Mixon-Mixson Genealogy

Later, around 1855, Elizabeth Welch married Benjamin Franklin Mixon, who was a Methodist. She lost him during the Battle of Atlanta, July 22, 1864, in the Civil War. A few days before she received the message Franklin had died, she said to her mother-in-law, "Frank is dead." Rebecca Mixon asked how could she know Frank was dead. Elizabeth said, "I saw him in a dream."

Goodspeed says Caleb Welch enlisted in the Civil War, was discharged of disability, then commissioned to look after families of soldiers. He was the son of James Welch, cousin to Elizabeth Welch Mixon, and Judy Welch Knight. It is possible he had some influence in starting the orphanage in Lauderdale. Both Elizabeth and Judy had their children in the orphanage at Lauderdale after their husbands were killed during the Civil War in Georgia, until they could do for themselves, and their children did receive a good education.

It is said Elizabeth Mixon was in charge of the dining-room of a boarding house which belonged to Mr. Porter. Later she went back to Perry County as the boys would not stay at the orphanage and would go back to where they had lived, but by then belonged to Mr. Denham. She helped at the Denham home awhile, and then helped a Mr. Lewis with his boarding house.

On July 22, 1875, Elizabeth Mixon entered land: NE¼ NE¼ Sec 9 and W1/2 NW; Sec 10 T3N R11W 160 acres. Mr. Hugh McCallum put up the money for the application for the homestead, and when it was approved and time to get a patent, he lent money for that too. Then when Elizabeth Mixon had clear title to her land, she paid Mr. McCallum with timber from her land. It is said Mr. McCallum helped May families this way, yet died penniless.

To get a patent, the land had to be improved. Elizabeth Mixon was forty-eight years old when she entered land to homestead it. With the help of her sons, a log house was built, a barn, crib, and several acres of land cleared to be farmed. This had to be done within five years in order to apply for the patent. The patent describing her land and stating she had proven her right to the claim, was signed by the President of the United States. Then she received the deeds from the state from the Chancery Clerk of Perry County.

Elizabeth Mixon"s first house was a log house. It had one large room, then a small room in back and a front porch. It had a kitchen built to one side separate from the house with a walk to connect it to the house. It had a brick chimney and a wooden floor and shuttered windows. No glass for the windows.

Ben Stevens, brother to William Stevens, had a sawmill on Reece's Creek. Elizabeth Mixon cooked for Stevens' sawmill hands and boarded one occasionally. This Ben Stevens was grandfather of the merchant Ben Stevens at Richton, and the lawyer Ben Stevens at Hattiesburg, Mississippi.

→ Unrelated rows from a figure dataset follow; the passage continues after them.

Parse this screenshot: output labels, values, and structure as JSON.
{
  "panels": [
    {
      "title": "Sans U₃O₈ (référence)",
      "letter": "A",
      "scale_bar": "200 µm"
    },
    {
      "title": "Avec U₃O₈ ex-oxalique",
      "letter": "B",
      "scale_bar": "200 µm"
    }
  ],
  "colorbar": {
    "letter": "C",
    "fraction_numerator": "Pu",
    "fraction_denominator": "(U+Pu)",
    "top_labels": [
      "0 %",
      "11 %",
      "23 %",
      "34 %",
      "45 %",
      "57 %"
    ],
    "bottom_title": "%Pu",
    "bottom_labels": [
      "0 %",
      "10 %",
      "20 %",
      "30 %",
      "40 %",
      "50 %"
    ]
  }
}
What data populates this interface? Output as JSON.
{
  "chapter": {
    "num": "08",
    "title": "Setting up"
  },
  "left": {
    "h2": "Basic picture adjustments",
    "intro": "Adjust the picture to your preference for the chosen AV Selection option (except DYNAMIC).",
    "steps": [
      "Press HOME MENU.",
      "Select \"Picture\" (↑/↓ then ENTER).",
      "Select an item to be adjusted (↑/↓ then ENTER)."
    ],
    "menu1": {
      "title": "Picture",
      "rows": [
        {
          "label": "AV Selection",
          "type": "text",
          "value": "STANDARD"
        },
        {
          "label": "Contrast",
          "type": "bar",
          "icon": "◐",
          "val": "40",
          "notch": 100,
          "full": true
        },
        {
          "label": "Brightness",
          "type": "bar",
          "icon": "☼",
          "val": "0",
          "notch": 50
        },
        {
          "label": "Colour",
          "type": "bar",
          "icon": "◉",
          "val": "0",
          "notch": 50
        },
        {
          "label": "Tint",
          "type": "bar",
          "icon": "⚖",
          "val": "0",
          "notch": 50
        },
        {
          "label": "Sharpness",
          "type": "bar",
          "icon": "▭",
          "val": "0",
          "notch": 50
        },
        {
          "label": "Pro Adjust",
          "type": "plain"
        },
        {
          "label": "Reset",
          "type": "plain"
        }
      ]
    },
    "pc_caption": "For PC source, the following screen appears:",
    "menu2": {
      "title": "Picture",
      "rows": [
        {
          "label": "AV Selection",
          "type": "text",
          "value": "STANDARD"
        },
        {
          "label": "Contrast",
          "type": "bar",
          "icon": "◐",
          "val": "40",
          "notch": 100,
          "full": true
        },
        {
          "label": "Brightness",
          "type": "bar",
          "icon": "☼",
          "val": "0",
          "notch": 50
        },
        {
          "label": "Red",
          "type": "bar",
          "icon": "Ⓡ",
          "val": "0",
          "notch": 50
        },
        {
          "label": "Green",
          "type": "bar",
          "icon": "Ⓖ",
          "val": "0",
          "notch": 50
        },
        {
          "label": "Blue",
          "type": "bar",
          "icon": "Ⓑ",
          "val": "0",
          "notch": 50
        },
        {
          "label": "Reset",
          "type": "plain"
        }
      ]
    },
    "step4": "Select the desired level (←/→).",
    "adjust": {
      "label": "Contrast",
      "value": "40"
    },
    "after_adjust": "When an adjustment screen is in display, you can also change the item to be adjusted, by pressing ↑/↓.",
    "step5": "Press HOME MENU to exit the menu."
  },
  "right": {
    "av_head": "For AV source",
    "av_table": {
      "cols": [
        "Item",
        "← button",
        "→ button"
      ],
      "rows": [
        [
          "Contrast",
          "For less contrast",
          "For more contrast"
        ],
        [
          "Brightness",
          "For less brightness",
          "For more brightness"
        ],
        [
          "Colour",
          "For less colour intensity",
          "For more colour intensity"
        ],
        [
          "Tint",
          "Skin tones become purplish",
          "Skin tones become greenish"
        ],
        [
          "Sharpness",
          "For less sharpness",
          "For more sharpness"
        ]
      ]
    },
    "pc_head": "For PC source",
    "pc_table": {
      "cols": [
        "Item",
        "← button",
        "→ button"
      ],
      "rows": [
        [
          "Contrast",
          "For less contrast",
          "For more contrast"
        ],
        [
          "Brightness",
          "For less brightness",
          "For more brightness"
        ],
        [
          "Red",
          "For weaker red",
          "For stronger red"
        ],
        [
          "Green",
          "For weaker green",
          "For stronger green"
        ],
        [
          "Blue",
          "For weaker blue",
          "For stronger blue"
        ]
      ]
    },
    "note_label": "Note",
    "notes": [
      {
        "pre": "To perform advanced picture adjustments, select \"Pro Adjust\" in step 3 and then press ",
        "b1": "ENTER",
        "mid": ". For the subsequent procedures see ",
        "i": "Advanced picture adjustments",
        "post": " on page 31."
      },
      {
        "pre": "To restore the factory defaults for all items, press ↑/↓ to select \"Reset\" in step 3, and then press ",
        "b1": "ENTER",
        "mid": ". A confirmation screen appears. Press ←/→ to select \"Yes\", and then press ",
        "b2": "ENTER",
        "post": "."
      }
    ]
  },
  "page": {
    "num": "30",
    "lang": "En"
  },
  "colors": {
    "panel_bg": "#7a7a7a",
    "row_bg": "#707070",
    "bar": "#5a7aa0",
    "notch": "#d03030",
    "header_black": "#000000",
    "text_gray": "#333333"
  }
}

John Ira Mixon, Elizabeth's eldest son, bought a sawmill at Augusta (Old Augusta). When he acquired enough money, he built a new house for his mother. It had two big rooms, glass windows, four in each room. It had a kitchen attached, but entered from an ell-shaped back porch. There was a front porch, a stairway to an attic, with a closet under the stairway. Aunt Martha Jane Welch lived with her sister, Elizabeth. They shared the smaller room and John slept in the living-room when home. The house burned from the kitchen flue about 1890 before it had been completed. The Benjamin Franklin Mixon Family Bible was lost in the fire, and many other things.

Later, John Mixon moved his sawmill to his mother's property and built a six-room house with front porch, large hall, back porch which continued from hall to pantry off kitchen. Wood for fires was stacked against the pantry at the end of the back porch, especially for the kitchen stove.

Elizabeth lived with Mary and John Bertrand at Hattiesburg until John Mixon finished the last house. She lived with John Mixon in the new house until he married in September 1895, then with John and Mary Bertrand until she died of measles and pneumonia, May 9, 1896. Age, sixty-nine years, one month, and twenty-one days. All the children must have loved her, but it is said John Bertrand had the highest regard for Elizabeth Mixon, and nothing he had was too good for her. Elizabeth Welch Mixon is buried on the land she homesteaded which is near land homesteaded by her son, Henry Harrison Mixon.

John Ira Mixon, eldest child of Benjamin Franklin and Elizabeth Welch Mixon, was born May 7, 1856. He was eight years old when his father died in the Civil War. At the orphanage, John was found to be mechanically inclined, so was taught to operate machinery in the shop. Also given a basic education.

Henry Harrison Mixon and his wife lived at Augusta, and Henry worked as a mechanic in the sawmill run by steam which John Mixon operated.

John Mixon was a marshal or deputy marshal at Hattiesburg, Mississippi, at one time. He married Miss Fannie McLaughlin on September 12, 1895, and lived in the six-room house he built on his mother's land.